The IEA think it happened in 2006:
(requires Flash)

Click on the interview with Fatih Birol, it's about 40 seconds in.

NB: (a) I don't know the date of the interview (b) you may have already seen this as I have only recently been following the blog. Apologies if it's out of date.

Fixed Carbon said...

I have become a plateauist, a high plainsist, aka a tablelandist, a cross country skiist rather than a downhiller. What does the future hold?

KLR said...

Thanks for shelling out, Stuart! We should pass the hat and chip in on some of this proprietary data every year. It pays off, the TOD analysis of IEA WEO 2008 was well worth the cash for instance, and now that EIA will be out of the picture we'll need any source available.

My hunch would be that the O&GJ data is just a bit more conservative than others - EIA July 2008 was 74729.14 kb/d, for instance. The gap couldn't all be condensates, could it? There's a corresponding gap between EIA and IEA, the latter being higher, I notice - and why did they disassociate a few years ago, with the IEA trending higher since? Would be marvelous to know exactly how much condensates actually contribute.

I know what condensates are good for, too - if anything casinghead gasoline is a higher value product than most of the crude streams out there. Deffeyes wrote about his Dad fueling his pickup with the stuff in the 1930s. Can be done.

I'm not pounding the table insisting that peak was 2008 or 2005 or whatever, too, just that something is amiss, yada yada. Gail T had a nice chart of % production growth over the decades in her Peak Oil April 2011 Update, that illustrated things quite well. We simply don't seem to be able to crank out the oil like we used to. Last year I whipped up a graph of producing nations which were contracting production vs those which were expanding - that shows a clear trend towards the former, too.

Would like to know what the riposte to these simple illustrations are. Where's that 95 mb/d you promised? Incidentally Mike Lynch was quoted in the HuffPO today - opposing offshore drilling, or explaining that it won't be a price panacea. Don't think I've ever heard him ever have anything negative to say about the wonders of the fossil fuel industry, ever.

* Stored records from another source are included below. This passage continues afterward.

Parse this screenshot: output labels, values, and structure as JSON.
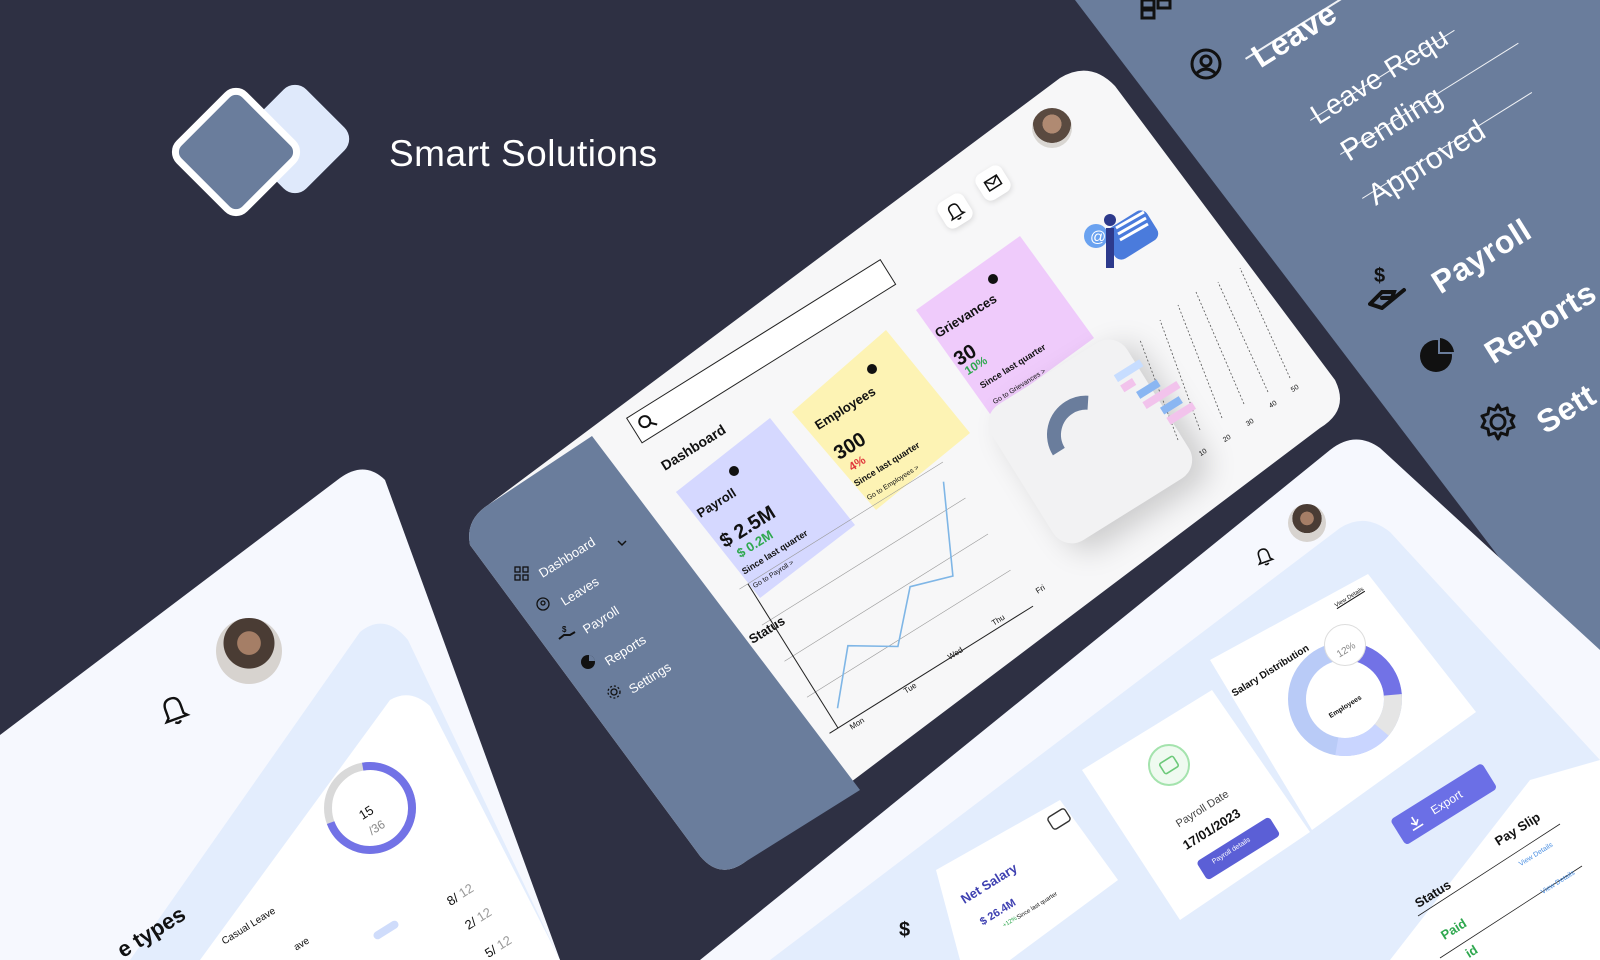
{
  "brand": {
    "name": "Smart Solutions"
  },
  "colors": {
    "background": "#2e3043",
    "sidebar": "#6a7d9c",
    "accent": "#5b5fd6",
    "payroll_card": "#d5d8ff",
    "employees_card": "#fdf3b4",
    "grievances_card": "#efcbfb",
    "positive": "#2fa84f",
    "negative": "#e0353b"
  },
  "right_sidebar": {
    "items": [
      {
        "label": "Leave",
        "icon": "user-circle-icon"
      },
      {
        "label": "Leave Requ",
        "icon": ""
      },
      {
        "label": "Pending",
        "icon": ""
      },
      {
        "label": "Approved",
        "icon": ""
      },
      {
        "label": "Payroll",
        "icon": "hand-dollar-icon"
      },
      {
        "label": "Reports",
        "icon": "pie-chart-icon"
      },
      {
        "label": "Sett",
        "icon": "gear-icon"
      }
    ]
  },
  "dashboard": {
    "title": "Dashboard",
    "search_placeholder": "",
    "nav": [
      {
        "label": "Dashboard",
        "icon": "grid-icon"
      },
      {
        "label": "Leaves",
        "icon": "user-circle-icon"
      },
      {
        "label": "Payroll",
        "icon": "hand-dollar-icon"
      },
      {
        "label": "Reports",
        "icon": "pie-chart-icon"
      },
      {
        "label": "Settings",
        "icon": "gear-icon"
      }
    ],
    "cards": [
      {
        "title": "Payroll",
        "value": "$ 2.5M",
        "delta": "$ 0.2M",
        "since": "Since last quarter",
        "link": "Go to Payroll >"
      },
      {
        "title": "Employees",
        "value": "300",
        "delta": "4%",
        "since": "Since last quarter",
        "link": "Go to Employees >"
      },
      {
        "title": "Grievances",
        "value": "30",
        "delta": "10%",
        "since": "Since last quarter",
        "link": "Go to Grievances >"
      }
    ],
    "status_title": "Status",
    "status_chart": {
      "type": "line",
      "categories": [
        "Mon",
        "Tue",
        "Wed",
        "Thu",
        "Fri"
      ],
      "values": [
        10,
        38,
        22,
        48,
        40,
        90
      ]
    },
    "bar_chart": {
      "type": "bar",
      "ticks": [
        "10",
        "20",
        "30",
        "40",
        "50"
      ]
    }
  },
  "bottom_left": {
    "ring_value": "15",
    "ring_total": "/36",
    "section_title": "e types",
    "rows": [
      {
        "label": "Casual Leave",
        "value": "8/",
        "total": "12"
      },
      {
        "label": "ave",
        "value": "2/",
        "total": "12"
      },
      {
        "label": "",
        "value": "5/",
        "total": "12"
      }
    ]
  },
  "payroll": {
    "net_salary_label": "Net Salary",
    "net_salary_value": "$ 26.4M",
    "net_salary_delta": "+12%",
    "net_salary_since": "Since last quarter",
    "payroll_date_label": "Payroll Date",
    "payroll_date_value": "17/01/2023",
    "payroll_details_button": "Payroll details",
    "salary_distribution_title": "Salary Distribution",
    "view_details": "View Details",
    "donut_center": "Employees",
    "donut_badge": "12%",
    "export_button": "Export",
    "table_headers": [
      "Status",
      "Pay Slip"
    ],
    "table_rows": [
      {
        "status": "Paid",
        "slip": "View Details"
      },
      {
        "status": "id",
        "slip": "View Details"
      }
    ]
  }
}
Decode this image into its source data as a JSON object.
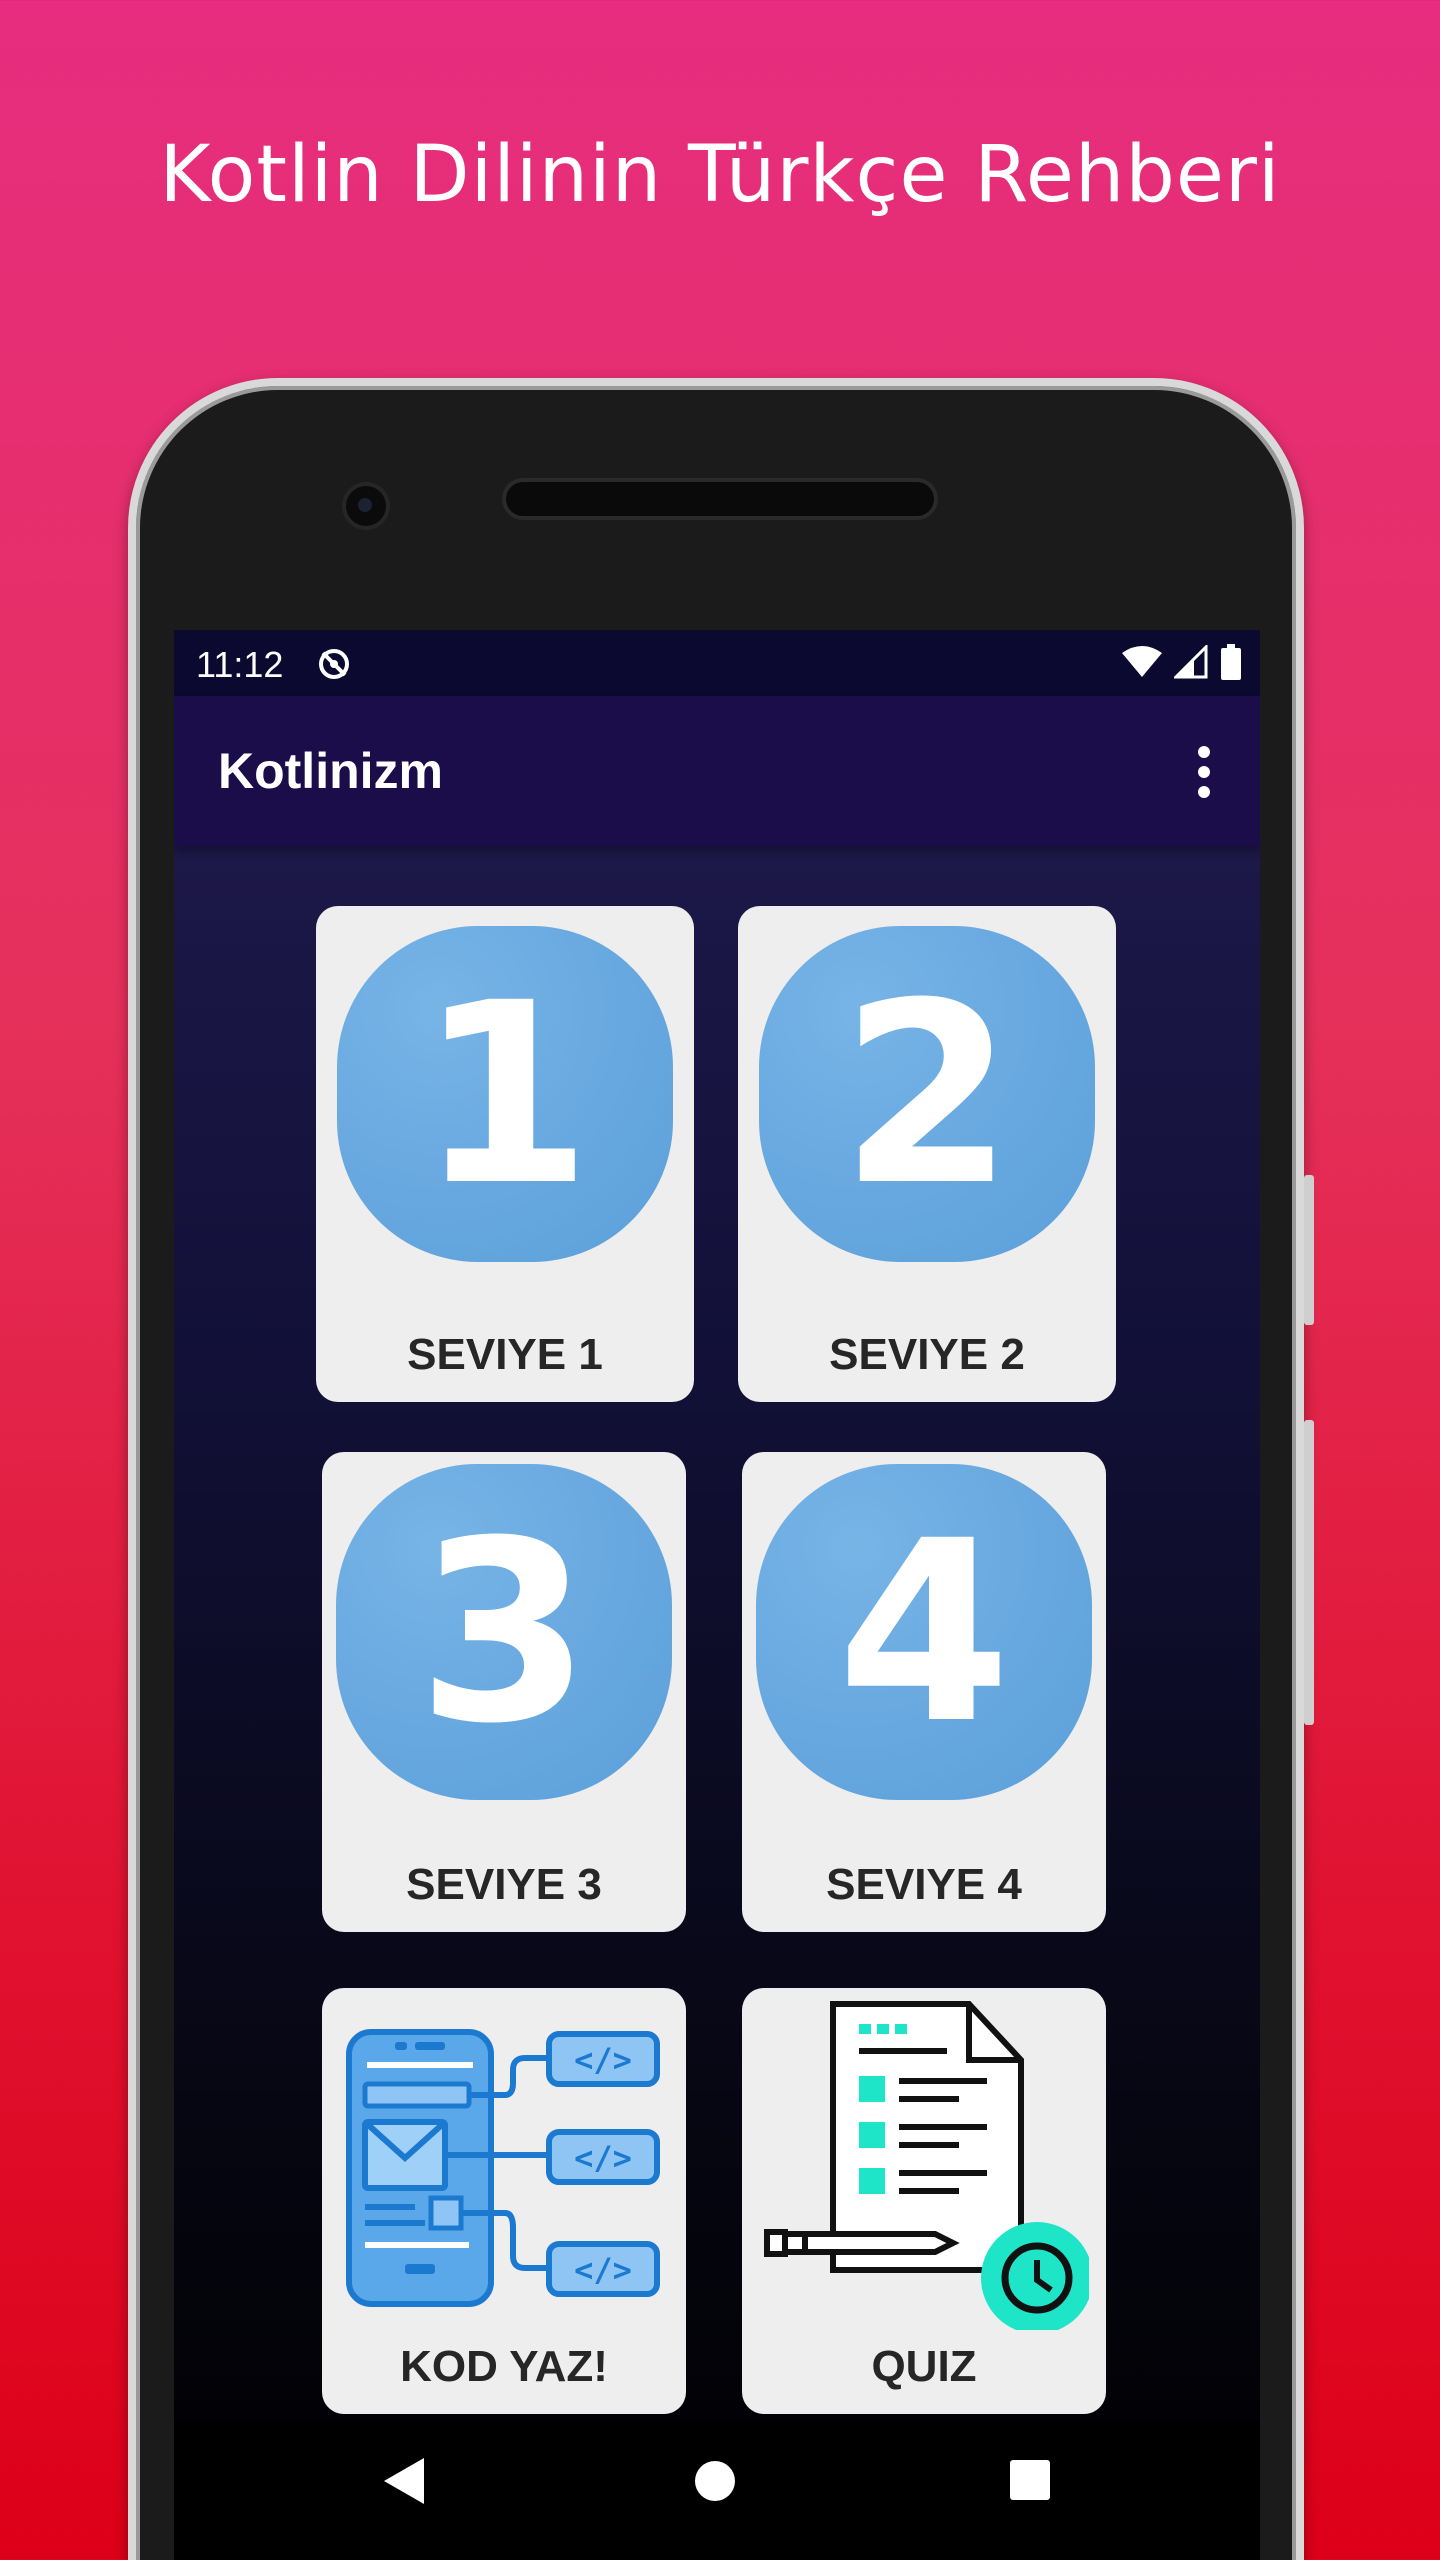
{
  "promo": {
    "title": "Kotlin Dilinin Türkçe Rehberi"
  },
  "status_bar": {
    "time": "11:12",
    "icons": [
      "sync-disabled-icon",
      "wifi-icon",
      "signal-icon",
      "battery-icon"
    ]
  },
  "app_bar": {
    "title": "Kotlinizm",
    "menu_icon": "more-vert-icon"
  },
  "cards": [
    {
      "label": "SEVIYE 1",
      "tile": "1"
    },
    {
      "label": "SEVIYE 2",
      "tile": "2"
    },
    {
      "label": "SEVIYE 3",
      "tile": "3"
    },
    {
      "label": "SEVIYE 4",
      "tile": "4"
    },
    {
      "label": "KOD YAZ!",
      "icon": "code-app-icon"
    },
    {
      "label": "QUIZ",
      "icon": "quiz-document-icon"
    }
  ],
  "nav_bar": {
    "buttons": [
      "back-icon",
      "home-icon",
      "recents-icon"
    ]
  },
  "colors": {
    "background_top": "#e62d7f",
    "background_bottom": "#dd0018",
    "app_bar": "#1a0d4a",
    "status_bar": "#0b0930",
    "tile_blue": "#6aaae1",
    "card": "#eeeeee",
    "quiz_accent": "#1fe5c8"
  }
}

More U.S. Oil Drilling Won't Lower Gas Prices, Experts Say

petemason said...

No, not out of date.
Aleklett's comments were filmed by ABC last November, but the programme aired at the end of April 2011 and Birol's comments are new.

See comment on the program on Aleklett's blog, google "Aleklett's energy mix"

KLR said...

Covered here, and elsewhere of course: Early Warning: IEA Acknowledges Peak Oil

y said...

I'm not the type prone to analyzing data very precisely, although enjoy a lot looking at the analysis (thanks stuart for that ! :) )
But I also thought IEA had announced peak crude in 2006, with a rather clear definition of crude : conventional on shore + near shore (not deep off shore), and then of course there is the timing interval used (month, year, etc), to determine whether a date should be considered peak or not.
But in any case, "crude" shouldn't be (or let's just say isn't) defined by its "usability" as oil or not, like in :
"which is certainly every bit as usable as any other kind of crude."
Indeed the point is to measure the production rate (that is the extraction rate) of a "certain kind of ressource", and not the end products that can be produced from it.
But so, from these data crude oil peak is in 2008 and not 2006 ? Or is it a matter of what is measured or the timing interval used ? (but on the curve, even with one year around march or may 2008, seems to be higher than 2006)
Otherwise, what doesn’t it mean not being a peakist ? That there will be constant growth, or that the peak isn’t a major issue ?

buck smith said...

I was an electric wireline engineer for Schlumberger in the early 80s. I worked on a bunch of wells off the shore of Venezuela. They turned out to all be gas wells and were capped. To my knowledge none of those formations have ever been produced. But we would flow test the wells and take a sample of condensate. It looked and smelled exactly like gasoline.